Question

If \[A = \left[ {\begin{array}{*{20}{c}}
  3&{ - 5} \\
  { - 4}&2
\end{array}} \right]\], then \[{A^2} - 5A = \]
A. \[I\]
B. \[14I\]
C. \[0\]
D. None of these

Answer 1

Hint: In the given problem we are given a matrix A. On squaring A, we obtain the value of \[{A^2}\] and on multiplying matrix A with scalar 5 we obtain the value of 5A. By subtracting both the matrices we obtain the value of \[{A^2} - 5A\].

Formula used:
If \[A = {[{a_{ij}}]_{m \times n}}\] and \[B = {[{b_{ij}}]_{n \times p}}\] then we can say that \[A \times B = C\] where the value of C is
\[C = {[{c_{ij}}]_{m \times p}}\]
Here \[{c_{ij}} = \mathop \sum \limits_{j = 1}^m {a_{ij}}{b_{jk}} = {a_{i1}}{b_{1k}} + {a_{i2}}{b_{2k}} + ........ + {a_{im}}{b_{mk}}\]

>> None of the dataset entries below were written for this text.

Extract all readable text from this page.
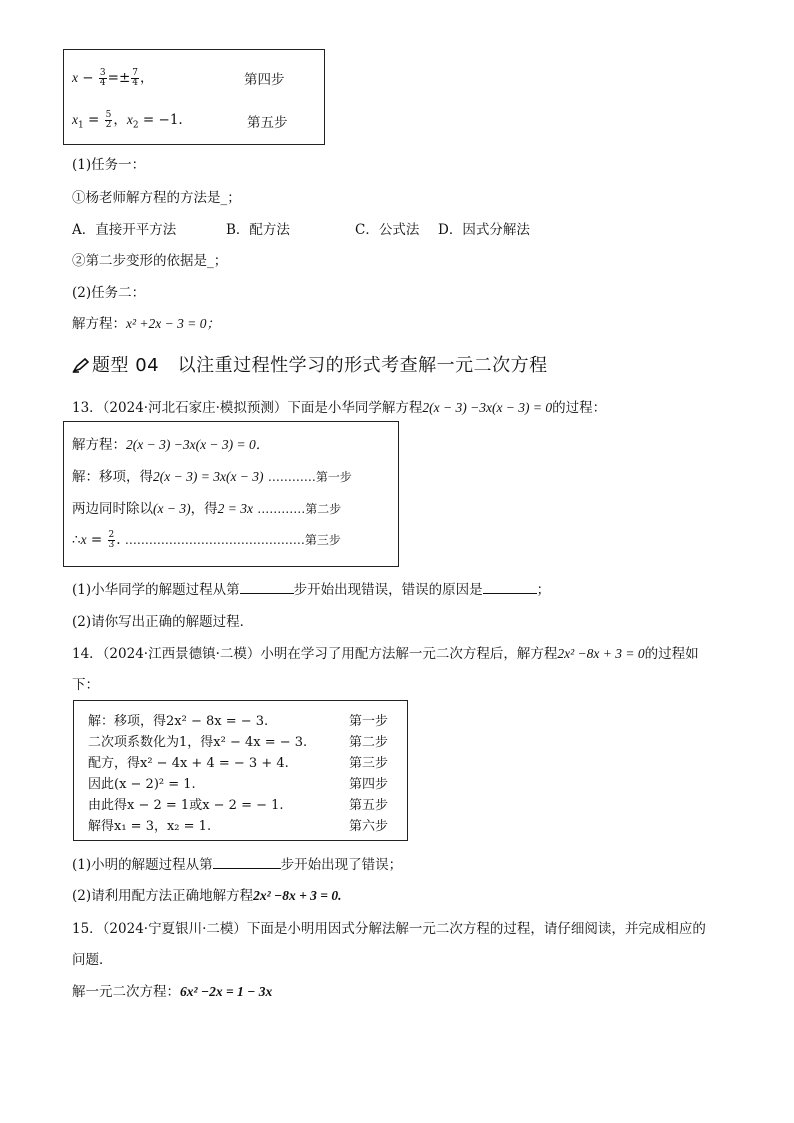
$x - \frac{3}{4} =\pm \frac{7}{4}$ ，	第四步
$x_1 = \frac{5}{2}$ ，$x_2 = -1$.	第五步
(1)任务一：
①杨老师解方程的方法是_；
A．直接开平方法	B．配方法	C．公式法 D．因式分解法
②第二步变形的依据是_；
(2)任务二：
解方程：x² +2x − 3 = 0；
题型 04　以注重过程性学习的形式考查解一元二次方程
13．（2024·河北石家庄·模拟预测）下面是小华同学解方程2(x − 3) −3x(x − 3) = 0的过程：
解方程：2(x − 3) −3x(x − 3) = 0．
解：移项，得2(x − 3) = 3x(x − 3) …………第一步
两边同时除以(x − 3)，得2 = 3x …………第二步
∴x = $\frac{2}{3}$ . ………………………………………第三步
(1)小华同学的解题过程从第	步开始出现错误，错误的原因是	；
(2)请你写出正确的解题过程．
14．（2024·江西景德镇·二模）小明在学习了用配方法解一元二次方程后，解方程2x² −8x + 3 = 0的过程如
下：
解：移项，得2x² − 8x = − 3.	第一步
二次项系数化为1，得x² − 4x = − 3.	第二步
配方，得x² − 4x + 4 = − 3 + 4.	第三步
因此(x − 2)² = 1.	第四步
由此得x − 2 = 1或x − 2 = − 1.	第五步
解得x₁ = 3，x₂ = 1.	第六步
(1)小明的解题过程从第	步开始出现了错误；
(2)请利用配方法正确地解方程2x² −8x + 3 = 0.
15．（2024·宁夏银川·二模）下面是小明用因式分解法解一元二次方程的过程，请仔细阅读，并完成相应的
问题．
解一元二次方程：6x² −2x = 1 − 3x
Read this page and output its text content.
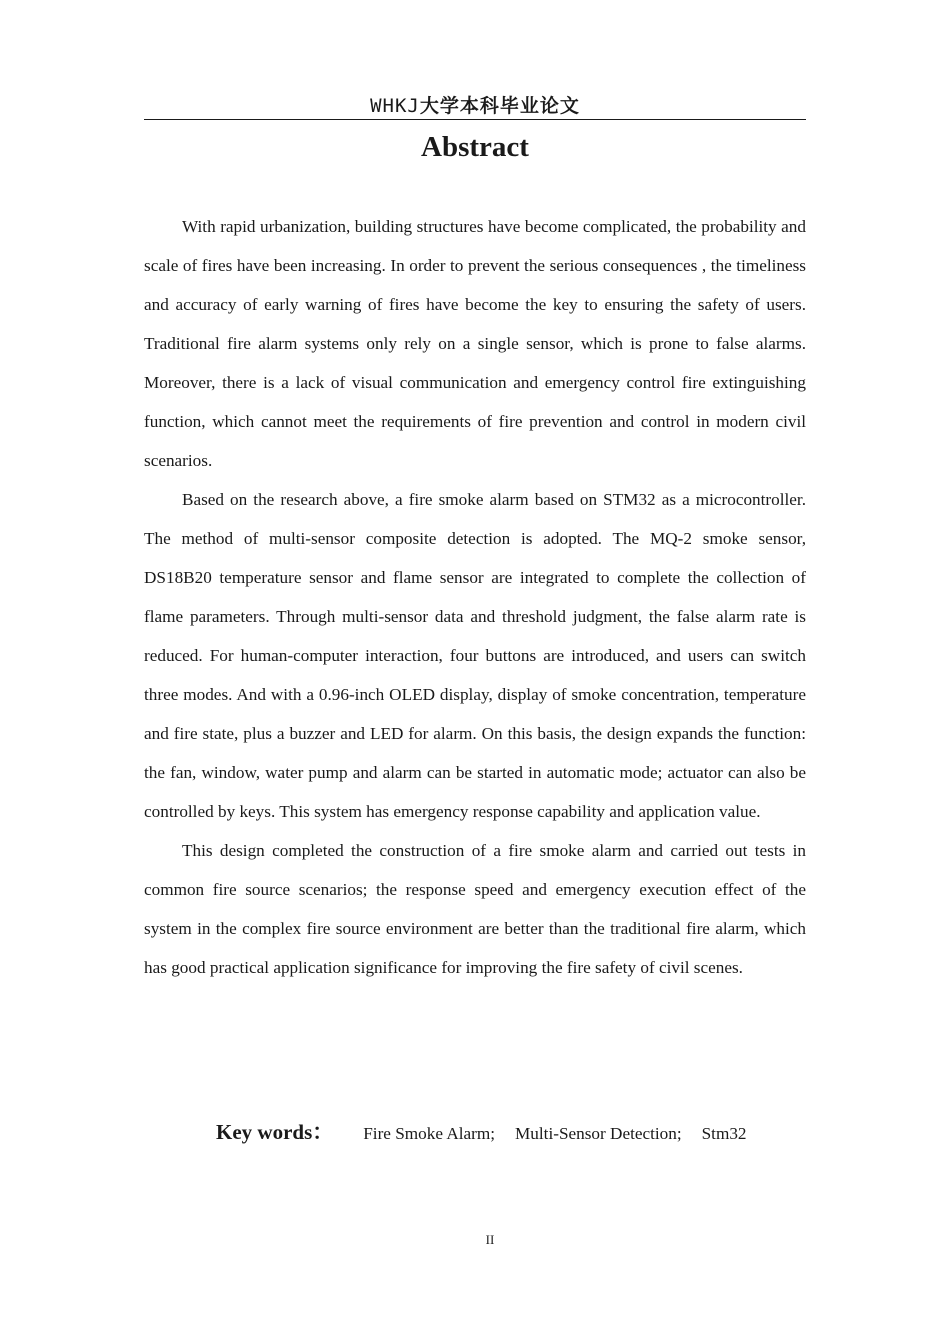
WHKJ大学本科毕业论文
Abstract

With rapid urbanization, building structures have become complicated, the probability and scale of fires have been increasing. In order to prevent the serious consequences , the timeliness and accuracy of early warning of fires have become the key to ensuring the safety of users. Traditional fire alarm systems only rely on a single sensor, which is prone to false alarms. Moreover, there is a lack of visual communication and emergency control fire extinguishing function, which cannot meet the requirements of fire prevention and control in modern civil scenarios.

Based on the research above, a fire smoke alarm based on STM32 as a microcontroller. The method of multi-sensor composite detection is adopted. The MQ-2 smoke sensor, DS18B20 temperature sensor and flame sensor are integrated to complete the collection of flame parameters. Through multi-sensor data and threshold judgment, the false alarm rate is reduced. For human-computer interaction, four buttons are introduced, and users can switch three modes. And with a 0.96-inch OLED display, display of smoke concentration, temperature and fire state, plus a buzzer and LED for alarm. On this basis, the design expands the function: the fan, window, water pump and alarm can be started in automatic mode; actuator can also be controlled by keys. This system has emergency response capability and application value.

This design completed the construction of a fire smoke alarm and carried out tests in common fire source scenarios; the response speed and emergency execution effect of the system in the complex fire source environment are better than the traditional fire alarm, which has good practical application significance for improving the fire safety of civil scenes.

Key words： Fire Smoke Alarm; Multi-Sensor Detection; Stm32
II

Complete step by step solution:
We are given that,
\[A = \left[ {\begin{array}{*{20}{c}}
  3&{ - 5} \\
  { - 4}&2
\end{array}} \right]\]
On squaring to get \[{A^2}\]we get,
\[{A^2} = A.A = \left[ {\begin{array}{*{20}{c}}
  3&{ - 5} \\
  { - 4}&2
\end{array}} \right]\left[ {\begin{array}{*{20}{c}}
  3&{ - 5} \\
  { - 4}&2
\end{array}} \right] = \left[ {\begin{array}{*{20}{c}}
  {29}&{ - 25} \\
  { - 20}&{24}
\end{array}} \right]\]
On multiplying the scalar 5 with the matrix A we get,
\[5A = 5\left[ {\begin{array}{*{20}{c}}
  3&{ - 5} \\
  { - 4}&2
\end{array}} \right] = \left[ {\begin{array}{*{20}{c}}
  {15}&{ - 25} \\
  { - 20}&{10}
\end{array}} \right]\]
\[{A^2} - 5A = \left[ {\begin{array}{*{20}{c}}
  {29}&{ - 25} \\
  { - 20}&{24}
\end{array}} \right] - \left[ {\begin{array}{*{20}{c}}
  {15}&{ - 25} \\
  { - 20}&{10}
\end{array}} \right]\]\[ = \left[ {\begin{array}{*{20}{c}}
  {29 - 15}&{ - 25 - ( - 25)} \\
  { - 20 - ( - 20)}&{24 - 10}
\end{array}} \right]\]\[ = \left[ {\begin{array}{*{20}{c}}
  {14}&0 \\
  0&{14}
\end{array}} \right]\]\[ = 14\left[ {\begin{array}{*{20}{c}}
  1&0 \\
  0&1
\end{array}} \right]\]\[ = 14I\]

Option B. is the correct answer.

Note:To solve the given problem, one must know to multiply two matrices. One must make sure that the terms are added before giving the resultant value in each position of the resultant matrix. When multiplying a matrix with a scalar, the scalar gets multiplied by all the elements of the matrix.